The hero of the day turned out to be Chris Steel, a general contractor from Ambler. “Not only did he [re]install the flags from the roof,” said Slodki, “he also repaired the damage done to the wood and painted the outside.”

The flags now hang out of reach for passers-by tempted to yank on them.

Steel’s business is called The Kilted Kraftsman (he does like to wear kilts). He had no connection with the gallery, had never been there, but saw the posting on NextDoor and contacted the gallery. “He said everybody has a right to fly whatever flag they want to fly,” said Slodki. “He’s just the sweetest guy.”

He’ll also be installing six security cameras. Slodki said MAAG reached their fundraising goal of $500 last Saturday, and the installation work will begin soon.

As with Steel, many of the donations came from people with no connection to the gallery other than a community connection. “People just rise up to stuff. You don’t see it coming.”

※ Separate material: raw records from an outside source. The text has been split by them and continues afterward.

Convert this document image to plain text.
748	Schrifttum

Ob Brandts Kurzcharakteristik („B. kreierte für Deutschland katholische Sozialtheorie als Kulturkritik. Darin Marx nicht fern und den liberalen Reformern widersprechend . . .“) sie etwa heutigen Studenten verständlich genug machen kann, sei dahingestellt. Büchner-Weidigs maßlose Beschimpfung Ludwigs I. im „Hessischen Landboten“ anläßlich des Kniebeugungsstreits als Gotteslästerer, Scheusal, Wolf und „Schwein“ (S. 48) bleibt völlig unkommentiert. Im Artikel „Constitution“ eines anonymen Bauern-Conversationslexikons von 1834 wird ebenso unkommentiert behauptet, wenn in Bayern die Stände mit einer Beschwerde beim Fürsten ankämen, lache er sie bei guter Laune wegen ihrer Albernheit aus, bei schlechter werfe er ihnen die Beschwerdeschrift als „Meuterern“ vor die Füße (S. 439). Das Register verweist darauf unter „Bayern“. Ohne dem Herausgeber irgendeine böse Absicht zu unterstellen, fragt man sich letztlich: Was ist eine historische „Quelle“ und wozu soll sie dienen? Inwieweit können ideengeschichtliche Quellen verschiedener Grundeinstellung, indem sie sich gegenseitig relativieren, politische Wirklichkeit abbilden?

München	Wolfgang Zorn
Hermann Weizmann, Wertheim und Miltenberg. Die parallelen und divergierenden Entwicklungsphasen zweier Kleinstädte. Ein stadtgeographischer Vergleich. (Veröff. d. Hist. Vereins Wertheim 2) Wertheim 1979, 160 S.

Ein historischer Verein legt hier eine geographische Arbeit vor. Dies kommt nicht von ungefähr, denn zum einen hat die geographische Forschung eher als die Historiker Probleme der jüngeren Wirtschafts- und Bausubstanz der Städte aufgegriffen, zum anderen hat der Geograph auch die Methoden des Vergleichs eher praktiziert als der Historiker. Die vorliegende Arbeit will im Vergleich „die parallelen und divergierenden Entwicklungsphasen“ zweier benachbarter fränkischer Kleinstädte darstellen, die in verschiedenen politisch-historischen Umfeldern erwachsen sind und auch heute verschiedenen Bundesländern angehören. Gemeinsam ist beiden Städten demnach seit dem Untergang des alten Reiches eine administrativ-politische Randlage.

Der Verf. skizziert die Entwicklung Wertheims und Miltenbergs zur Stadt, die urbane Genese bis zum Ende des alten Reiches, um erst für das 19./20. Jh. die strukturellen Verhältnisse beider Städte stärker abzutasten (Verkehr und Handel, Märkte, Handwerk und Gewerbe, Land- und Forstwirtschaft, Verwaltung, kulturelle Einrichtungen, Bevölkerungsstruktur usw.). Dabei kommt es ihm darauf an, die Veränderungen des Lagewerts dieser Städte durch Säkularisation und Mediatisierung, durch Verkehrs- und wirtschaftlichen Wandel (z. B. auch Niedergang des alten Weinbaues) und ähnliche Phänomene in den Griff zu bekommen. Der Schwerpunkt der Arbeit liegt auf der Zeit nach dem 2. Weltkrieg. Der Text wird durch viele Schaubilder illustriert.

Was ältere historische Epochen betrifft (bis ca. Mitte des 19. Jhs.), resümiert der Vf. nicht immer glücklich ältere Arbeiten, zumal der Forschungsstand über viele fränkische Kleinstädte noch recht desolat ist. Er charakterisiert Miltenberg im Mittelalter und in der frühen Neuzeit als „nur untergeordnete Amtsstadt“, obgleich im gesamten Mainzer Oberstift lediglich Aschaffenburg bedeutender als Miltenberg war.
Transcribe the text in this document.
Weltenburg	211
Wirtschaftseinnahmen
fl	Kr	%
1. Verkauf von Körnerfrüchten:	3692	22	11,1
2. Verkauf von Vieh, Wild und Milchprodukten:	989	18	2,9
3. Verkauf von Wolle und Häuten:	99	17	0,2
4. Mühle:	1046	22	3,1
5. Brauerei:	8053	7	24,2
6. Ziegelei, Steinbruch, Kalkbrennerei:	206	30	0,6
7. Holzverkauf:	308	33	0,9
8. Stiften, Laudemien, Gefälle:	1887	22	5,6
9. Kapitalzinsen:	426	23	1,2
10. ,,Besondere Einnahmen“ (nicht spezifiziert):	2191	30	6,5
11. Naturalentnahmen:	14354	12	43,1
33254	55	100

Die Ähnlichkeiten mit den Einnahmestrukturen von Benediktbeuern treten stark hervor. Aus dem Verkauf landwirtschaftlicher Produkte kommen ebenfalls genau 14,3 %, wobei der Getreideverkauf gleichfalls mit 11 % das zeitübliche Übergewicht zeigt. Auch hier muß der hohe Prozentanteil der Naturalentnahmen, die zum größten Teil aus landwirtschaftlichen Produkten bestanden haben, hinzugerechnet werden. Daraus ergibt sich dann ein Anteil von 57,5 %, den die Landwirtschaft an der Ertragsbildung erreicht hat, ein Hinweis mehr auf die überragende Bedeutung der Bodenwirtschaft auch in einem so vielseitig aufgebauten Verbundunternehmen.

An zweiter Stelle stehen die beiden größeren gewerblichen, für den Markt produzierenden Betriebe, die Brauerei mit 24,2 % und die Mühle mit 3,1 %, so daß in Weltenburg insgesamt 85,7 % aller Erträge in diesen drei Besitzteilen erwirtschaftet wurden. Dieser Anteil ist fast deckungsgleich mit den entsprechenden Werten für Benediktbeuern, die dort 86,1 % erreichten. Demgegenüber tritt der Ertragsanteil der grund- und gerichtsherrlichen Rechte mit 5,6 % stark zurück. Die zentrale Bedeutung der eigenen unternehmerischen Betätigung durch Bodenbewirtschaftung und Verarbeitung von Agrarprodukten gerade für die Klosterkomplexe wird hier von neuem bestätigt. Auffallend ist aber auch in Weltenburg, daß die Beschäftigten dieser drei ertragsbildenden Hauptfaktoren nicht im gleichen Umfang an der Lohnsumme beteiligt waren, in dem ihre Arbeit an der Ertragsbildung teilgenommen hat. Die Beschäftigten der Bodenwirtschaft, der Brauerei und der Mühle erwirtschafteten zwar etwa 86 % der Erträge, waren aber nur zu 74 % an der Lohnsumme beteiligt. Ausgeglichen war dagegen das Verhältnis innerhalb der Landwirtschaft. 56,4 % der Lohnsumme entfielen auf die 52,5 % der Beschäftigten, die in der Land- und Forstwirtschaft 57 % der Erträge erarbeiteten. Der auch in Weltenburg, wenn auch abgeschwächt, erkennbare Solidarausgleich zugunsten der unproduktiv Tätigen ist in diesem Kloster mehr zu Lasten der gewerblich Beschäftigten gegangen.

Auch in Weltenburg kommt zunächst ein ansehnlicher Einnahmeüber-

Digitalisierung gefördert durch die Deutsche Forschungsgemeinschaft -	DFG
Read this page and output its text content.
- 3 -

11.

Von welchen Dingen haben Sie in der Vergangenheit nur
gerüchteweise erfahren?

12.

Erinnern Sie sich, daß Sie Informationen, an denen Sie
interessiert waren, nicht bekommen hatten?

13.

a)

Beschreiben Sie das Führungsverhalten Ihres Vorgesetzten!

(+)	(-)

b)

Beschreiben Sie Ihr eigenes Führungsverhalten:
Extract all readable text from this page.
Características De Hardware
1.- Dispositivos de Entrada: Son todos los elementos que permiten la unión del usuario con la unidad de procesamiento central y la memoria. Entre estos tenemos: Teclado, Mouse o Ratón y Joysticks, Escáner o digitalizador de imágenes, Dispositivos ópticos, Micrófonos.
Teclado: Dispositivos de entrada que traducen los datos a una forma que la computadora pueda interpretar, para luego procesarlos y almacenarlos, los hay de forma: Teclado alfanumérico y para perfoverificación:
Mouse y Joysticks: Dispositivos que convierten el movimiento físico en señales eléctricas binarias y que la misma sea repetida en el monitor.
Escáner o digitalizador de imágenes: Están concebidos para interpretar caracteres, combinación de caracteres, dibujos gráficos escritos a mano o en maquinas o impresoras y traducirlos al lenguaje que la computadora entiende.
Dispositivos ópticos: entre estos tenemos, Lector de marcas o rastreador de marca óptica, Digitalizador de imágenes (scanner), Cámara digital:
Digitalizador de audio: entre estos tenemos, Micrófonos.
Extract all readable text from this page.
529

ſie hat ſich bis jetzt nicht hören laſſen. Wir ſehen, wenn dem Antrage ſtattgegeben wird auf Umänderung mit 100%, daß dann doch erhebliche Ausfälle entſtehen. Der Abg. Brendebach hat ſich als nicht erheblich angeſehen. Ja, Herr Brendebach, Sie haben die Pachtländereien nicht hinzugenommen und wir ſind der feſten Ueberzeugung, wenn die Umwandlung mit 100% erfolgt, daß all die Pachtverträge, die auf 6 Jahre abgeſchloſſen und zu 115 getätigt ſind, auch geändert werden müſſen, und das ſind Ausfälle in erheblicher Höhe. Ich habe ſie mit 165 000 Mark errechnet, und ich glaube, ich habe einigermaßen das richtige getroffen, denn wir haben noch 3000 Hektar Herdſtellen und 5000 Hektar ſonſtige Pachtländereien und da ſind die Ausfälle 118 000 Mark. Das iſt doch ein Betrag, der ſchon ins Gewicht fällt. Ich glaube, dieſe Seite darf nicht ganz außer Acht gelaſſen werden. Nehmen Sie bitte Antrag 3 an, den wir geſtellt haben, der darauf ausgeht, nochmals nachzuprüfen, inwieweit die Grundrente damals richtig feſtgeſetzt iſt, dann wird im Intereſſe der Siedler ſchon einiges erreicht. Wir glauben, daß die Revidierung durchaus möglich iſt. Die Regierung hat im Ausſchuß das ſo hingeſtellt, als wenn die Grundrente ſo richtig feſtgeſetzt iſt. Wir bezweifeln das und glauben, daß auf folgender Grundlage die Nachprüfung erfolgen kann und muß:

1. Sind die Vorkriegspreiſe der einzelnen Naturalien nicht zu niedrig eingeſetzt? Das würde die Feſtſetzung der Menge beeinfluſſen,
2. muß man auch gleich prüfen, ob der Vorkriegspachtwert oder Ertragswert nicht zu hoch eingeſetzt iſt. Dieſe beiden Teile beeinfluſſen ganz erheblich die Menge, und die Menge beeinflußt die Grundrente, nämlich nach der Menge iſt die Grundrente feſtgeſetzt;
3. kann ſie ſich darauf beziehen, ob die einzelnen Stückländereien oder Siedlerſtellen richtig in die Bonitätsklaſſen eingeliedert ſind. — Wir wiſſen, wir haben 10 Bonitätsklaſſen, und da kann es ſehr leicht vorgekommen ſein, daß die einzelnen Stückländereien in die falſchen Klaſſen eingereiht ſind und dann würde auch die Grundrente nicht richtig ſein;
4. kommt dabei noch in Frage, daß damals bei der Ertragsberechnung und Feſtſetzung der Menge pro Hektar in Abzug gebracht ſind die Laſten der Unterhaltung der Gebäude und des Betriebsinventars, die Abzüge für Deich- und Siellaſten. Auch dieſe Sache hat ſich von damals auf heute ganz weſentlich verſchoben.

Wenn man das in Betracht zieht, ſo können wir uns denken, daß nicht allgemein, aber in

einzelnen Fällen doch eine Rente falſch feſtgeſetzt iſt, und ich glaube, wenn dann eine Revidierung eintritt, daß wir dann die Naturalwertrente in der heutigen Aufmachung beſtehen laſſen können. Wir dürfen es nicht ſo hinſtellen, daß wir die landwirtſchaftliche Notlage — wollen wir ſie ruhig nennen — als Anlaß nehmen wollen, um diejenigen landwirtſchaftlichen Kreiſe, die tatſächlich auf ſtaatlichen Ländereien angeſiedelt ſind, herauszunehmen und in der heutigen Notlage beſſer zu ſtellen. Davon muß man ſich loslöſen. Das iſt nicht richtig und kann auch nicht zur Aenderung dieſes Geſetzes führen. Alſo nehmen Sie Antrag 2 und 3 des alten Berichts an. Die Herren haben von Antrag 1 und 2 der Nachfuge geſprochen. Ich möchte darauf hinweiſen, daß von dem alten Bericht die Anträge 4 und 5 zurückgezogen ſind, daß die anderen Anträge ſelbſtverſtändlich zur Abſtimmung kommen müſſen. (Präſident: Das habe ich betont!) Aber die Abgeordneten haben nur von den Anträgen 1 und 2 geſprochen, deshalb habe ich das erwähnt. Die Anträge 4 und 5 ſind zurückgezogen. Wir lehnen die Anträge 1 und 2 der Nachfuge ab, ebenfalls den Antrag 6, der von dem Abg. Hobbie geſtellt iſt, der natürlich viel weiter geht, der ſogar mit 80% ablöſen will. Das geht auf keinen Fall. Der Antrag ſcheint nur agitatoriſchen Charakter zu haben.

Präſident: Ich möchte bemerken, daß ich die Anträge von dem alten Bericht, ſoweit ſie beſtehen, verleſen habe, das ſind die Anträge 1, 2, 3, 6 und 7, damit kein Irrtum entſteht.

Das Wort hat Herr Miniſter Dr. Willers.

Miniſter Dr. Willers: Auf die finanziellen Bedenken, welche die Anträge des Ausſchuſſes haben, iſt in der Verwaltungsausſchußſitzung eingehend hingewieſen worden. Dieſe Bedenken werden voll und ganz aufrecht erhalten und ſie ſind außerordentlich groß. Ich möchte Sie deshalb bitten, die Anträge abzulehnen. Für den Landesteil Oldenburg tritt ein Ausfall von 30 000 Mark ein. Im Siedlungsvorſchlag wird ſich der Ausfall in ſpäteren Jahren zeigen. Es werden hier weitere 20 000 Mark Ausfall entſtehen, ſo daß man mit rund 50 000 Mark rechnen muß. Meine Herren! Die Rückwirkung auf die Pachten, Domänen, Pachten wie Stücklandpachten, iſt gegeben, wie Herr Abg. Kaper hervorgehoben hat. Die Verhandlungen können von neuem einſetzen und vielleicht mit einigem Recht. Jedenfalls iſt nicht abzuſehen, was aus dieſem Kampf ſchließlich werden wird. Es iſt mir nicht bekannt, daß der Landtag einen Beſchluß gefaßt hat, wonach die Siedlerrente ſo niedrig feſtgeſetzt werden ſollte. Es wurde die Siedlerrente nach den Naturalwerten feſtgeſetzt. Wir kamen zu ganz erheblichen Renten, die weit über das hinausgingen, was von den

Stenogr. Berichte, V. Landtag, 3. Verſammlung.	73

The gallery started 12 years ago in a space on Mt. Airy Avenue, then moved to 6622 Germantown Avenue, and then in Spring 2021 moved to 7054 Germantown (Germantown and Mt. Pleasant Aves.).

“Every time MAAG has run into some kind of challenge, the community stepped forward to support us and to make sure we continue.”

Slodki and Olshan were excited by the support, with many neighbors reaching out to express outrage at the damage and offer assistance. “Those flags were back up four says after they were torn down, said Slodki. “Flying stronger and higher.”